Introduction
Multivariate Data Analysis comprises all statistical methods that simultaneously analyse
multiple measurements on each individual or object under investigation.
- Measuring complex phenomena; e.g. intelligence
- Explain phenomena
- Dependent variables – independent variables relationships
Data
- Metric or quantitative
o Interval scale; contain ordinal properties, and in addition, there are equal
differences between scale points.
o Ratio scale; contain interval scale properties, and in addition, there is natural
zero point.
- Nonmetric or qualitative
o Nominal scale; size of number is not related to the amount of the
characteristics being measured
o Ordinal scale; larger numbers indicate more (or less) of the characteristic
measured, but not how much more (or less)

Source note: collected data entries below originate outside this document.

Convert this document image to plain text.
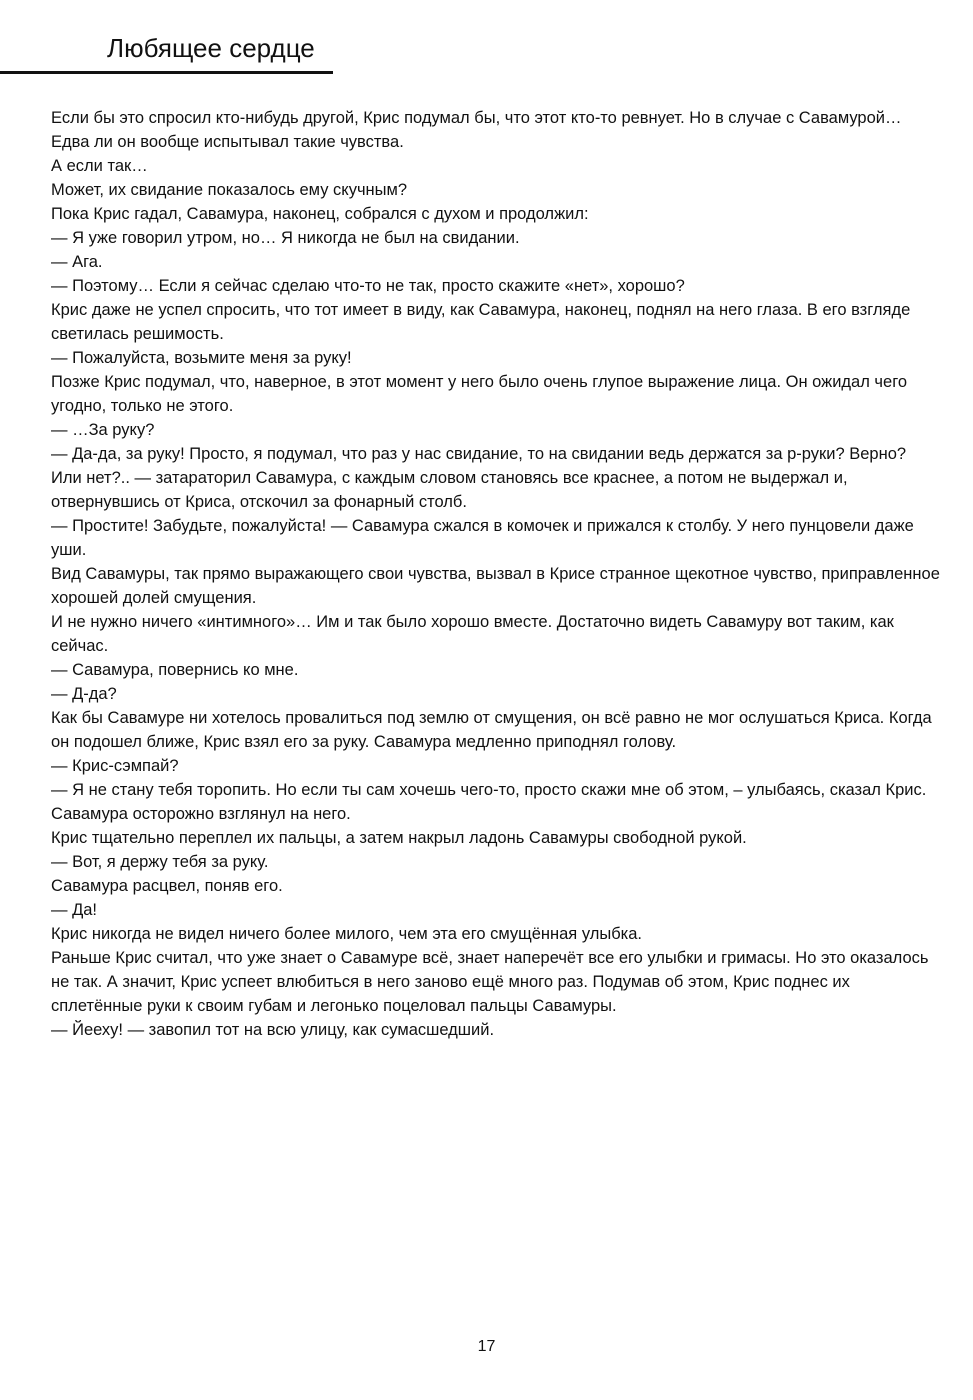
Любящее сердце

Если бы это спросил кто-нибудь другой, Крис подумал бы, что этот кто-то ревнует. Но в случае с Савамурой… Едва ли он вообще испытывал такие чувства.

А если так…

Может, их свидание показалось ему скучным?

Пока Крис гадал, Савамура, наконец, собрался с духом и продолжил:

— Я уже говорил утром, но… Я никогда не был на свидании.

— Ага.

— Поэтому… Если я сейчас сделаю что-то не так, просто скажите «нет», хорошо?

Крис даже не успел спросить, что тот имеет в виду, как Савамура, наконец, поднял на него глаза. В его взгляде светилась решимость.

— Пожалуйста, возьмите меня за руку!

Позже Крис подумал, что, наверное, в этот момент у него было очень глупое выражение лица. Он ожидал чего угодно, только не этого.

— …За руку?

— Да-да, за руку! Просто, я подумал, что раз у нас свидание, то на свидании ведь держатся за р-руки? Верно? Или нет?.. — затараторил Савамура, с каждым словом становясь все краснее, а потом не выдержал и, отвернувшись от Криса, отскочил за фонарный столб.

— Простите! Забудьте, пожалуйста! — Савамура сжался в комочек и прижался к столбу. У него пунцовели даже уши.

Вид Савамуры, так прямо выражающего свои чувства, вызвал в Крисе странное щекотное чувство, приправленное хорошей долей смущения.

И не нужно ничего «интимного»… Им и так было хорошо вместе. Достаточно видеть Савамуру вот таким, как сейчас.

— Савамура, повернись ко мне.

— Д-да?

Как бы Савамуре ни хотелось провалиться под землю от смущения, он всё равно не мог ослушаться Криса. Когда он подошел ближе, Крис взял его за руку. Савамура медленно приподнял голову.

— Крис-сэмпай?

— Я не стану тебя торопить. Но если ты сам хочешь чего-то, просто скажи мне об этом, – улыбаясь, сказал Крис. Савамура осторожно взглянул на него.

Крис тщательно переплел их пальцы, а затем накрыл ладонь Савамуры свободной рукой.

— Вот, я держу тебя за руку.

Савамура расцвел, поняв его.

— Да!

Крис никогда не видел ничего более милого, чем эта его смущённая улыбка.

Раньше Крис считал, что уже знает о Савамуре всё, знает наперечёт все его улыбки и гримасы. Но это оказалось не так. А значит, Крис успеет влюбиться в него заново ещё много раз. Подумав об этом, Крис поднес их сплетённые руки к своим губам и легонько поцеловал пальцы Савамуры.

— Йееху! — завопил тот на всю улицу, как сумасшедший.

17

The level of measurement is critical in determining the appropriate multivariate
technique to use.
,Measurement Error always occur when working with variables.
- Multivariate techniques less powerful
- Distort observed relationships
- Researchers use summated scales, for which several variables are summed or
averaged together to form a composite representation of concept -> less error
because they are combined and measure the same thing than if you measure them
individually.
Validity is the absence of systematic error – reliability is the absence of random error
Hypotheses are conditional or unconditional statements
- Type I error or alpha is the probability of rejecting the null hypothesis when it is true
o 1% or 5% - beforehand
- Type II error or beta is the probability of failing to reject the null hypothesis when it is
false.
o Afterwards e.g. 20% is still acceptable
- Power or 1-beta is the probability of reject the null hypothesis when it is false
o Effect size: the actual magnitude of the effect of interest (e.g. the difference
between means or the correlation between variables)
o As alpha is set as smaller level, power decreases (typically 5%_
o Sample size: as the sample size increases, power increases. With very large
sample sizes, even very small effect can be statistically significant, raising the
issue of practical significance vs . statistical significance.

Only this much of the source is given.